Wagnis und Verantwortung

27220486_9783958901179_xlKonrad Heiden
Adolf Hitler
Das Zeitalter der Verantwortungslosigkeit
Ein Mann gegen Europa
Europa 2016

Auf dem Grabstein von Konrad Heiden steht das Epitaph: Writer, Foe of Nazis. Heiden wurde 1901 in München geboren und starb 1966 in New York. Dass ein Buch von Stefan Aust – der Heiden übrigens auch die Erfindung des Kürzels Nazis zuschreibt – an ihn erinnert, hat vielleicht auch mit der Tatsache zu tun, dass es wieder notwendig wird, über das Selbstverständnis des Journalismus und die Verantwortung des Journalisten nachzudenken.

Dafür ist Konrad Heiden als Journalist und sind seine Bücher als Werke der Hochzeit des Journalismus großartige Beispiele. 1932 erschien mit „Die Geschichte des Nationalsozialismus – Die Karriere einer Idee“ Heidens erstes Buch bei Rowohlt.
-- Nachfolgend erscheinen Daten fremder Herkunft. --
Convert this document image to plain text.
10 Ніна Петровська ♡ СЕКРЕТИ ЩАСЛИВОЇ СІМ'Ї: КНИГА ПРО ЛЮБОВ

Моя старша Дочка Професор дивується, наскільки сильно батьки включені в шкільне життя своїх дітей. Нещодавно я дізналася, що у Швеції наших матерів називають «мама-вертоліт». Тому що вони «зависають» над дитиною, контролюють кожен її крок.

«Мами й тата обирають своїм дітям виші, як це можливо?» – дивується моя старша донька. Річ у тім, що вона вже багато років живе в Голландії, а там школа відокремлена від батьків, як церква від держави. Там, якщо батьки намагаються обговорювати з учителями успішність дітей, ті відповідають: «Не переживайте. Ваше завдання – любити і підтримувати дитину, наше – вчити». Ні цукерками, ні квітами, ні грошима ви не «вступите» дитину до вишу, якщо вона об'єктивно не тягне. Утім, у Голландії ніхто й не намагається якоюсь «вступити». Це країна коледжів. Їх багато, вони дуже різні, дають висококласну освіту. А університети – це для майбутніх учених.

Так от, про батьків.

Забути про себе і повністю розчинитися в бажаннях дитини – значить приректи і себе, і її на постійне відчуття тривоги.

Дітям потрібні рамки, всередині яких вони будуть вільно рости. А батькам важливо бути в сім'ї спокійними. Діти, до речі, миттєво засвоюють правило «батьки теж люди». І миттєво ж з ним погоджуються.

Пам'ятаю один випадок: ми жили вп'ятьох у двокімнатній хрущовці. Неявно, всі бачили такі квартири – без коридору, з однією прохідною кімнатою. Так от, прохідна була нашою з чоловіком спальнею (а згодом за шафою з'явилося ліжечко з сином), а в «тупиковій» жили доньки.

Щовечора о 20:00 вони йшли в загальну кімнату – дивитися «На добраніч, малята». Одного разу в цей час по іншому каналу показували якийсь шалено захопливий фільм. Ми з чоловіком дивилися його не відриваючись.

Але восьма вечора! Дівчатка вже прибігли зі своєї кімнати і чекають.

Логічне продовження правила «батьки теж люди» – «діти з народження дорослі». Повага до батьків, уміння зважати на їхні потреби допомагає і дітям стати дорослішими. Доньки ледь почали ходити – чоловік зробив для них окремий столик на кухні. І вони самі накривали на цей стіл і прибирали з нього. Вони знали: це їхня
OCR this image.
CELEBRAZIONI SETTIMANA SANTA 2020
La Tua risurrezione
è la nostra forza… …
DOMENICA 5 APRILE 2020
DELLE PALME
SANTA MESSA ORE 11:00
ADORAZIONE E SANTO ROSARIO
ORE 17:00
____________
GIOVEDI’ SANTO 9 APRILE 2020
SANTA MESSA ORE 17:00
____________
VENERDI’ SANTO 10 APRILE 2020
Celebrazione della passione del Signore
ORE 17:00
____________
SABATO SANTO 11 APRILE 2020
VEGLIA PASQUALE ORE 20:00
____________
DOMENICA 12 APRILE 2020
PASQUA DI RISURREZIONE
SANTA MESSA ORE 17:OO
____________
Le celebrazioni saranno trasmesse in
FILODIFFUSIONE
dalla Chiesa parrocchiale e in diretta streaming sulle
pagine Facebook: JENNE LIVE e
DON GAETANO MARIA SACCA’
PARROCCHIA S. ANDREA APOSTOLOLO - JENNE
Ein weiteres beschäftigte sich mit dem Aufbau des Nationalsozialismus. Es wurde bereits in der Emigration in Emil Oprechts Europa Verlag in Zürich publiziert.

1936 erschienen dann im Europa Verlag „Adolf Hitler – Das Zeitalter der Verantwortungslosigkeit“ und im Jahr darauf als zweiter Band „Adolf Hitler – Ein Mann gegen Europa“. Beide Bücher sind nun in einem Band zusammengefasst in einer Neuausgabe herausgekommen. Es sind diese Bücher, die den Verleger Lars Schultze-Kossak bewogen haben, den Europa Verlag am Leben zu erhalten.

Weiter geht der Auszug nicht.